Ce vendredi, j'écoutais comme de temps en temps Larqué foot. Il était question ce jour-là des transferts de deux joueurs d'Arsenal. Et celui-ci a évoqué les liens de ce club avec la communauté juive ce qui expliquerait que la motivation première du club serait l'argent. 

 

 

Un auditeur est ensuite intervenu à l'antenne pour pousser Jean-Mimi à s'expliquer. Et l'ancien joueur des Verts a bafouillé une explication qui n'a convaincu personne.

 

Cet antisémitisme qui ne dit pas son nom est aussi dangereux que l'antisémitisme plus frontal.

 

Cela m'a rappelé une situation que j'ai vécu en 2000, alors que j'exerçais la profession de conseiller financier aux AGF. Un collègue connaissant mes origines juives et constatant mes piètres résultats commerciaux s'étonne que malgré ma judéité, je n'obtienne pas de meilleur résultat ! Sur le coup je n'ai pas réagi et je m'en suis voulu.

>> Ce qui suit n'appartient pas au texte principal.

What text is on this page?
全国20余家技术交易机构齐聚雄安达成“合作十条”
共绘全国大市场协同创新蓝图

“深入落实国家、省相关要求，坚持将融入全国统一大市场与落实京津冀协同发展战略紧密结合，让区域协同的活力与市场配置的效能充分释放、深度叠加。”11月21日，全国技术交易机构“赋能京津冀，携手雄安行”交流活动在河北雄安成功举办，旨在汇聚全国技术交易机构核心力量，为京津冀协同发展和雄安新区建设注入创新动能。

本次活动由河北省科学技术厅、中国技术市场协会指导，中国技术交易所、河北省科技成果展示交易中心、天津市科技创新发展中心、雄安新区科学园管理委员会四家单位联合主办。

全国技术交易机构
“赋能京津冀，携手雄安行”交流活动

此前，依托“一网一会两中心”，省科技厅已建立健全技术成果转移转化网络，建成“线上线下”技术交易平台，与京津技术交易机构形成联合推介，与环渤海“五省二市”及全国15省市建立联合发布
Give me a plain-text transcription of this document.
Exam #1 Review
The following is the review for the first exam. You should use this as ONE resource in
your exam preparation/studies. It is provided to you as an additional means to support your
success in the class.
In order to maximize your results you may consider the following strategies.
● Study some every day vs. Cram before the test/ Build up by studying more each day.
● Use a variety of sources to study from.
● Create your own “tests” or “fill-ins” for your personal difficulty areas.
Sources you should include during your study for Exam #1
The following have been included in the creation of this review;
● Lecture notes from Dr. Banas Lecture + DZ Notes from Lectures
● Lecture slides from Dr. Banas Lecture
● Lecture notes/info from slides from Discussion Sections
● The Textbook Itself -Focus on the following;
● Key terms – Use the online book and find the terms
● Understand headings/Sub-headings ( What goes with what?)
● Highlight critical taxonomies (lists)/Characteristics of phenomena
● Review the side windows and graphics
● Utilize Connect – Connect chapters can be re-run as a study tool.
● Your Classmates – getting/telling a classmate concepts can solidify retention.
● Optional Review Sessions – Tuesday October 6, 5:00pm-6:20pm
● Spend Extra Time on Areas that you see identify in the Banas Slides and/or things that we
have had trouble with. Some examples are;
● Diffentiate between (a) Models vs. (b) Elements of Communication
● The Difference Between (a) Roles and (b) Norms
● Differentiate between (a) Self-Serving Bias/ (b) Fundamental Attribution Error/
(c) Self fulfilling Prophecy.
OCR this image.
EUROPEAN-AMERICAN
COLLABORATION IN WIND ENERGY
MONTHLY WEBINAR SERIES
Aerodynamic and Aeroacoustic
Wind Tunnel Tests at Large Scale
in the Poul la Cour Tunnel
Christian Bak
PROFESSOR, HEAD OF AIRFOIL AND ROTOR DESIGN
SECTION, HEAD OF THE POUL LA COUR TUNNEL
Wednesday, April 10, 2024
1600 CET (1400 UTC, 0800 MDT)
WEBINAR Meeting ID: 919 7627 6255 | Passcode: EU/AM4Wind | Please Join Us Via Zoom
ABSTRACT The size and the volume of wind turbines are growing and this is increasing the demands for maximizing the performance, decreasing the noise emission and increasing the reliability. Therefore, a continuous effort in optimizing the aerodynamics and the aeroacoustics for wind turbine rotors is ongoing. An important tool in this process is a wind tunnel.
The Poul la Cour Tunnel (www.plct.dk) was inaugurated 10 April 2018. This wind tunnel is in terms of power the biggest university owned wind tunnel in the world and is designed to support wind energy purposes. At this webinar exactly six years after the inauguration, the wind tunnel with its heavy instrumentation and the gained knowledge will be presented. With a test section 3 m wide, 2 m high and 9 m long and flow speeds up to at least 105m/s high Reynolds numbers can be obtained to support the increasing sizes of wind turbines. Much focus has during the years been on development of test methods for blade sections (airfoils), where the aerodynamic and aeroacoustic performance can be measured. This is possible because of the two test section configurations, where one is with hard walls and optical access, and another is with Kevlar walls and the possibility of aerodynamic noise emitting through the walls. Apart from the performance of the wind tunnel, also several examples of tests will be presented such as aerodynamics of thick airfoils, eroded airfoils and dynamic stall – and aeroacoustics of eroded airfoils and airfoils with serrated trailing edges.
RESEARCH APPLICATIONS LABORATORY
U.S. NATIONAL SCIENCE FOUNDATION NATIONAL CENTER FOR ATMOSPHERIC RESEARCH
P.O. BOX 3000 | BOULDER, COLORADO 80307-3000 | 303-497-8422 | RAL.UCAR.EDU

Plus tard, j'ai répliqué quand un collègue a utilisé l'expression "en juif".

 

Il est aisé d'utiliser dans le langage courant ce genre de phrases mais il l'est beaucoup moins de s'apercevoir du mal que font ce genre de phrases qu'elle des relents racistes, antisémites ou même homophobes. Et tout ceci fait le lit des idées d'extrème droite qui font en sorte d'utiliser les supposées "caractéristiques" de telle ou telle minorité.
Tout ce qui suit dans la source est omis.